You're two, almost three. It's a tough age. For both of us. Lately I've
been asking myself why you are such a dick so much of the time. Is
it because you have a new sister who you have to share us with? Is
it just "the age"? Or is it me? Do I expect too much from you? Am I
too strict and need to chill out?
But today I had a bit of a realization about this boundary testing
you are doing, this quest for control that you have undertaken.
Took me long enough, but here it is.
Sam, my darling boy. My sweet, funny, bright,
two-almost-three-year-old . . .
The rules will always be the same. You are never allowed to bite
your sister's nose or run over the cat with your bike. You must
share your toys with your friends if you expect them to share with
you. Hitting me will always gain you a time out. If you throw
things, they will be taken away for the rest of the day. You must
say please and thank you.
Your routine will always be stable. We never watch TV before
breakfast. There will be meals and snacks at regular, predictable
times, and for-the-love-of-my-sanity we always have
quiet time after lunch so please stop telling me you don't
want to!! You will wash your hands after using the
toilet. You will use soap. Before bed you have a bath, brush your
teeth and we read books together . . . after which I expect you to
actually GO TO BED. Tomorrow we will do it all again.
The answers to certain questions will always be the same, so -
omg - you can stop asking!!! Yes, that is Lucy. No, you may
not jump on the bed while she is laying there. Yes, I'm making you
french toast. No, the coffee table is not a Sam table so please get
down off of it.
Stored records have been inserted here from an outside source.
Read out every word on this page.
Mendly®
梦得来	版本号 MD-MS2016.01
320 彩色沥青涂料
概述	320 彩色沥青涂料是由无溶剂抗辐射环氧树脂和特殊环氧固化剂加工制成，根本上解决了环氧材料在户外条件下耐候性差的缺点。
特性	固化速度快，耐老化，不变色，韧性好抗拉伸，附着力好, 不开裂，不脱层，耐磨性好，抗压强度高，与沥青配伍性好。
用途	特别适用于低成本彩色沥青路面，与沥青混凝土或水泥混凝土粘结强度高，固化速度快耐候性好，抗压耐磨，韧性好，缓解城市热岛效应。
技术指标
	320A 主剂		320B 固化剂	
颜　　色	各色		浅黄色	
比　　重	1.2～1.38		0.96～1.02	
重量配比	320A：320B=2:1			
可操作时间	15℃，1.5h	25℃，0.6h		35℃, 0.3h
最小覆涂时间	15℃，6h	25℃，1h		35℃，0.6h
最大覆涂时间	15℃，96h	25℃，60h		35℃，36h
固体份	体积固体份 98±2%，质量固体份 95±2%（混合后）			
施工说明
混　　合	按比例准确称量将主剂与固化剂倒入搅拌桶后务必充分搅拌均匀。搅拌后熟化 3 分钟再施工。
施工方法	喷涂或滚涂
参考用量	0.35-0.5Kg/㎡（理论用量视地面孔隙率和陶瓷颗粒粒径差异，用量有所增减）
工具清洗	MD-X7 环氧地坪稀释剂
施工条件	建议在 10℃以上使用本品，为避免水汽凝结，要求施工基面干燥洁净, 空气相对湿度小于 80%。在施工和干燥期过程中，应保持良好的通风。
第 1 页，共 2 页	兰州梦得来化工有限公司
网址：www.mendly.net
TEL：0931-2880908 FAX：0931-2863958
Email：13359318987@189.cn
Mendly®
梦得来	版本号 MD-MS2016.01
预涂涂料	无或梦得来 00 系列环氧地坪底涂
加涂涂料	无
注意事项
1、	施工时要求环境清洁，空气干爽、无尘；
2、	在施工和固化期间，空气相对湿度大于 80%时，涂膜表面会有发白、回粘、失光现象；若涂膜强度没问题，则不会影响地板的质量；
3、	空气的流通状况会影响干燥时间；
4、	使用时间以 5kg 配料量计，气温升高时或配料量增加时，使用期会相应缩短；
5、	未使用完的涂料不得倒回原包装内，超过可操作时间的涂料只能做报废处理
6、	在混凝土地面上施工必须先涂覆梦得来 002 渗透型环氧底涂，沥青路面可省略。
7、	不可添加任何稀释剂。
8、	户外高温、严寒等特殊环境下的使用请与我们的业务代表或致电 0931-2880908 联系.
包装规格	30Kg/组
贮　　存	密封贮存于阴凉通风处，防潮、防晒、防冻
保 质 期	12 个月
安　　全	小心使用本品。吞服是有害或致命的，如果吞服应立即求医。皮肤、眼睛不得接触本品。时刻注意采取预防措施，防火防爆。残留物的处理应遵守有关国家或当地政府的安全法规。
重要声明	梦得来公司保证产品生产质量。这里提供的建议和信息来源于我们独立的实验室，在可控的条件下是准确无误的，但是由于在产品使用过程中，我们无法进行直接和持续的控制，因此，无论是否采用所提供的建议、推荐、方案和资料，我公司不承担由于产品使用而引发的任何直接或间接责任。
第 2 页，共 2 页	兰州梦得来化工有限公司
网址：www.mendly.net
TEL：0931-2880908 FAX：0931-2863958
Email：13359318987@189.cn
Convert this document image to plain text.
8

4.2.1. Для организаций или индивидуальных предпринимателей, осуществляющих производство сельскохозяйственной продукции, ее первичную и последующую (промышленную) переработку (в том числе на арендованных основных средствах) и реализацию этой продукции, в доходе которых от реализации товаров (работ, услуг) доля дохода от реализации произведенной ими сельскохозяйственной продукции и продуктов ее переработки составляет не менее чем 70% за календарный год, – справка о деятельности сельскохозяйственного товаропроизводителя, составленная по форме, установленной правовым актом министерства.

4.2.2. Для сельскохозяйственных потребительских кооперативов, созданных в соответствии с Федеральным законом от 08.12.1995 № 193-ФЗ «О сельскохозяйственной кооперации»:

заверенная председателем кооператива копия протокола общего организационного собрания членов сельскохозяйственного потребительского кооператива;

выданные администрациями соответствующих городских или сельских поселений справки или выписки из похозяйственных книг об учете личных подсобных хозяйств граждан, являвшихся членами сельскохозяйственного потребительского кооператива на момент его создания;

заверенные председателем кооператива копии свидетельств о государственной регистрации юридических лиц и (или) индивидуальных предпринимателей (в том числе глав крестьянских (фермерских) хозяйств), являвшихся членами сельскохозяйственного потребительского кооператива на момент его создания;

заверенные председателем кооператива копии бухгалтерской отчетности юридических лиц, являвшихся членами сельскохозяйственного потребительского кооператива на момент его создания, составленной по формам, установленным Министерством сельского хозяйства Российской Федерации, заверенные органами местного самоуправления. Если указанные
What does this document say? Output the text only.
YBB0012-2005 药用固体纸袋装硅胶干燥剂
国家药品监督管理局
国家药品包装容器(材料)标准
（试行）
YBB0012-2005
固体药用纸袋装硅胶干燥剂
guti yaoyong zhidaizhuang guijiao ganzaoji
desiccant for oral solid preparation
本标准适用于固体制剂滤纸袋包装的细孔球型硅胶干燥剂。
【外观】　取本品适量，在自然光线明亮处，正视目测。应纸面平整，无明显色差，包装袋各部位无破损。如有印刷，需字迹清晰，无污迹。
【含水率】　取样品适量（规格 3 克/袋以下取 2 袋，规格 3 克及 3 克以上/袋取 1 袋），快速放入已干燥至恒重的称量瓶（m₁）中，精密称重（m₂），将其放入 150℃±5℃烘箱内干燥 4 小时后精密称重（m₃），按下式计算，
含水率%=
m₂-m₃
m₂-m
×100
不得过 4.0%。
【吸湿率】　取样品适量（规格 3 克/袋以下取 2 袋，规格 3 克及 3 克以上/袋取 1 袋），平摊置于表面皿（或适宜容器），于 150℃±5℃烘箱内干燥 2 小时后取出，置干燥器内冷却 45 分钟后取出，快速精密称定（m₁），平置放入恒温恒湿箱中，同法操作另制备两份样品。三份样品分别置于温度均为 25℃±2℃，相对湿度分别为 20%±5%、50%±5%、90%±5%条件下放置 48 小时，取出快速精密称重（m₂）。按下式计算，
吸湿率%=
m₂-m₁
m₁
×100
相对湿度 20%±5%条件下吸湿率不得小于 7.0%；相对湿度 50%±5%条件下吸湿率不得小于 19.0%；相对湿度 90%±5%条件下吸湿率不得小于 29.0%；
No, you may not play with the nail clippers. Because
you could cut yourself. No, no, no. Because, because, because.
Yes, that is wine in my glass. No, you can't
But most importantly, Sam, I will always love you. No matter how
often you throw your toys or don't share. No matter how many
time-outs I give. No matter how impatient I get with your repetitive
questions or whining refusal to cooperate. No matter how strict I
may seem, or how high I set the bar for you.
No matter how many babies I have after you.
I will ALWAYS love you more than you can imagine.
And I know that you are just experimenting to discover which boundaries
of your universe are absolute and which can be bent to your will. I get
that. So I will try to be more patient, more understanding, more
enthusiastic. I will try to remember that everything is a big deal to
you, even if it is terribly mundane to me. And I will take a deep breath
before losing my cool and practice saying yes more often than no.
When I'm having difficulty enjoying your company, I'll try to add to this list:
I love watching your little brain work when you're trying to figure
I love the expression on your face when I've given you an answer
that you know is not true. Don't worry, it's just sarcasm. You'll become very familiar with it.
I love your belly laugh.
I love when you come cuddle with me in the morning after dad leaves
I love how you kiss your little sister goodnight.
You're a cool little dude, Sam. I like hanging out with you and watching the person you are growing into.